Deutsche Bank has embarked on a full-scale panel review that will see it reassess its legal advisers on a global, jurisdictional and product level.

The overhaul, which is being led by UK and Western Europe general counsel Emma Slatter, will focus on cost-savings and risk-sharing as well as value-added extras.

As part of the two-yearly review, the bank is understood to be placing a number of specific conditions in its request for proposals including non-payment for some aborted deals, limits on expenses that can be billed, a total of five secondments to the bank from primary advisers and training for in-house lawyers. The bank is also asking firms to provide details of outsourcing options and diversity programmes.

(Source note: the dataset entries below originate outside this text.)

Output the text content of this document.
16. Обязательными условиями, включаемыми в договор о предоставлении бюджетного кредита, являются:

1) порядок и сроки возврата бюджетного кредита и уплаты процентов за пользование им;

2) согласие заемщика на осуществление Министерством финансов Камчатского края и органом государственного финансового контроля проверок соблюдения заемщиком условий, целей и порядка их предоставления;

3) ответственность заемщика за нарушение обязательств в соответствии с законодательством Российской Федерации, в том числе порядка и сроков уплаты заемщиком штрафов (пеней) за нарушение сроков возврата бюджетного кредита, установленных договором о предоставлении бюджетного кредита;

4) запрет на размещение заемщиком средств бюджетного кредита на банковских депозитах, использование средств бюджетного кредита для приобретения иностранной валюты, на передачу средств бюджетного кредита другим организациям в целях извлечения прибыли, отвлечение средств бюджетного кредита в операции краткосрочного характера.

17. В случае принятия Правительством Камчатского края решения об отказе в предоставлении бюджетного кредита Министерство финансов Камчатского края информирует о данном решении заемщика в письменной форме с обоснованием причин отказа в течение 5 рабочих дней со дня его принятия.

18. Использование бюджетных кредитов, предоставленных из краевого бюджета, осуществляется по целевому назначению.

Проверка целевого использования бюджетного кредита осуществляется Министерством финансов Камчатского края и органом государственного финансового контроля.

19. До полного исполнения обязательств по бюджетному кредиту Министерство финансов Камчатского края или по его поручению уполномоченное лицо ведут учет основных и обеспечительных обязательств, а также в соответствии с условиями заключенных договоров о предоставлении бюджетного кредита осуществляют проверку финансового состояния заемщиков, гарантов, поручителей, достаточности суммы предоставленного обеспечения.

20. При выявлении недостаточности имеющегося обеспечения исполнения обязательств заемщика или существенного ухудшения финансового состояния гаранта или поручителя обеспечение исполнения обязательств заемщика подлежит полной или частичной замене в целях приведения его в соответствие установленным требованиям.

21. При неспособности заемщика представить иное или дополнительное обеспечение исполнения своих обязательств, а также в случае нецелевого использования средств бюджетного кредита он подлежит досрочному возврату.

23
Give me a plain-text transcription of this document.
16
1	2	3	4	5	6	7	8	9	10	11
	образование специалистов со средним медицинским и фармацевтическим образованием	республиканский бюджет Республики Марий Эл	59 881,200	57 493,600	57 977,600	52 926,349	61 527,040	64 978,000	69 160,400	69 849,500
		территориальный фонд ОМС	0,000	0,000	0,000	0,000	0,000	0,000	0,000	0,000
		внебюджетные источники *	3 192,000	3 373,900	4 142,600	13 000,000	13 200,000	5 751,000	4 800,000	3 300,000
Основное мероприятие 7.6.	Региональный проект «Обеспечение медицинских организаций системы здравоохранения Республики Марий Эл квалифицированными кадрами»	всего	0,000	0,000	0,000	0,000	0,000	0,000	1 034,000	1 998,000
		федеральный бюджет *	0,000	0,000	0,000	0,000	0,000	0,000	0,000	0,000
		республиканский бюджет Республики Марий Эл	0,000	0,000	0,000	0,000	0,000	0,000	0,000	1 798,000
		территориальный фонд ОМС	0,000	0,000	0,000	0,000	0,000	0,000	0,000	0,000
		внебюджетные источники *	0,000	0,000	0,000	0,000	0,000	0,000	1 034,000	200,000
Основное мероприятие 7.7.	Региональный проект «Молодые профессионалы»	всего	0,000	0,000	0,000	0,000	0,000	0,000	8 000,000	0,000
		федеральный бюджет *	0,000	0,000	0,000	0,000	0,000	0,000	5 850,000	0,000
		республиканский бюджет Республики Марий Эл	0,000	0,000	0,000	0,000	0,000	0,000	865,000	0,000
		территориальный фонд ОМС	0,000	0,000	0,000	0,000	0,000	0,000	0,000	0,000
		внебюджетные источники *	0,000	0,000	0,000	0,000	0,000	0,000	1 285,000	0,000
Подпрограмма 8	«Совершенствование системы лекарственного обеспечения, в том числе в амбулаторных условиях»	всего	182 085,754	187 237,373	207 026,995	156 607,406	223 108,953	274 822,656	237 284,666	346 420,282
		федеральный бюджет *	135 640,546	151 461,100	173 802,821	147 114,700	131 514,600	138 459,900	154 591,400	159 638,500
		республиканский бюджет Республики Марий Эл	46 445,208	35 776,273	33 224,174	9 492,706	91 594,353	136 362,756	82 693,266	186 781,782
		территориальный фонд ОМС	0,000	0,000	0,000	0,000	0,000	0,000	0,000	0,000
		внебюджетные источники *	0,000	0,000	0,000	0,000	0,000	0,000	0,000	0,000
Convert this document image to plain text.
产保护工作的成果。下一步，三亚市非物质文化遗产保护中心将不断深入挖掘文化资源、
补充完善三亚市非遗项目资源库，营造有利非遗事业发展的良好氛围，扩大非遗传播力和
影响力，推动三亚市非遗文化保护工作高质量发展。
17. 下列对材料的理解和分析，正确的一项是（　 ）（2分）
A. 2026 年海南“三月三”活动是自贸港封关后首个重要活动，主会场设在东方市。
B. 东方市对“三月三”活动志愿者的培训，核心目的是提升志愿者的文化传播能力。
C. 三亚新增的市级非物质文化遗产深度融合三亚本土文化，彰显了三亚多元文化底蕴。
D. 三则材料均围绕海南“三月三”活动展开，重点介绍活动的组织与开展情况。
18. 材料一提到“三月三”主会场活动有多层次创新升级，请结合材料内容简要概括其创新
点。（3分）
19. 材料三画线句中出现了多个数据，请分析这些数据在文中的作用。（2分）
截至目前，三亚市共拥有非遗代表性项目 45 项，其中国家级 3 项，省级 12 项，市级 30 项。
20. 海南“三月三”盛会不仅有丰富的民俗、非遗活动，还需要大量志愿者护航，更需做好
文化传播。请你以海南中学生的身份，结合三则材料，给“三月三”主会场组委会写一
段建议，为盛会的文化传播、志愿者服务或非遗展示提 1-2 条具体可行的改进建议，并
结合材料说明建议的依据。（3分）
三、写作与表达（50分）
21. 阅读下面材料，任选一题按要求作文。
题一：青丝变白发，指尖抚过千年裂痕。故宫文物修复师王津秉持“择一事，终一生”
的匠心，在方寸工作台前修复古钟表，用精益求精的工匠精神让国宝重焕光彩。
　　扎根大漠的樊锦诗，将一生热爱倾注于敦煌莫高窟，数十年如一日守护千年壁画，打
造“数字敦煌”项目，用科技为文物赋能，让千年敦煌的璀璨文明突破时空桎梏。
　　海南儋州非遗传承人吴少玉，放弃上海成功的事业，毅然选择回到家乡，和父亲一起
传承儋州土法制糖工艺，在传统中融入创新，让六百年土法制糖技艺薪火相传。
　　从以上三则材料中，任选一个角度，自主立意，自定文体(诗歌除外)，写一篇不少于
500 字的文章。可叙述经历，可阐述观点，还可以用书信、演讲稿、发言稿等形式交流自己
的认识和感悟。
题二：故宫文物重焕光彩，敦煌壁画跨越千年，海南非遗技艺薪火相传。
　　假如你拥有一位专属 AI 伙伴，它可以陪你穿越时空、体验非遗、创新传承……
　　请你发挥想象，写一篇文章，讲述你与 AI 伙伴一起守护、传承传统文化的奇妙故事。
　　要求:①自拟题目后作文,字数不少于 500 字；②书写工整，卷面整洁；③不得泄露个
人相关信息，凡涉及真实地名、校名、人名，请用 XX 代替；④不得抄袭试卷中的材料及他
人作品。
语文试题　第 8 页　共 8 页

Deutsche currently uses over 100 firms worldwide, but it is understood that Slatter, who succeeded Simon Dodds as GC earlier this year, is installing a more rigid system in response to the prolonged market turmoil.

The bank introduced a new tendering system last year in an effort to secure more value from its advisers. The so-called 'Click for Legal' programme sees firms bid for specific work, with successful firms approved by the bank's business management team in order to more closely monitor legal spend.

The new panel roster will not be exclusive, with other law firms used for certain transactions under what is known as a 'fishing licence' agreement, whereby the bank can instruct firms outside the panel for certain transactions.

Deutsche's current adviser line-up includes Allen & Overy, Clifford Chance, Linklaters and White & Case. Other law firms with strong ties to the bank include Latham & Watkins and Hengeler Mueller.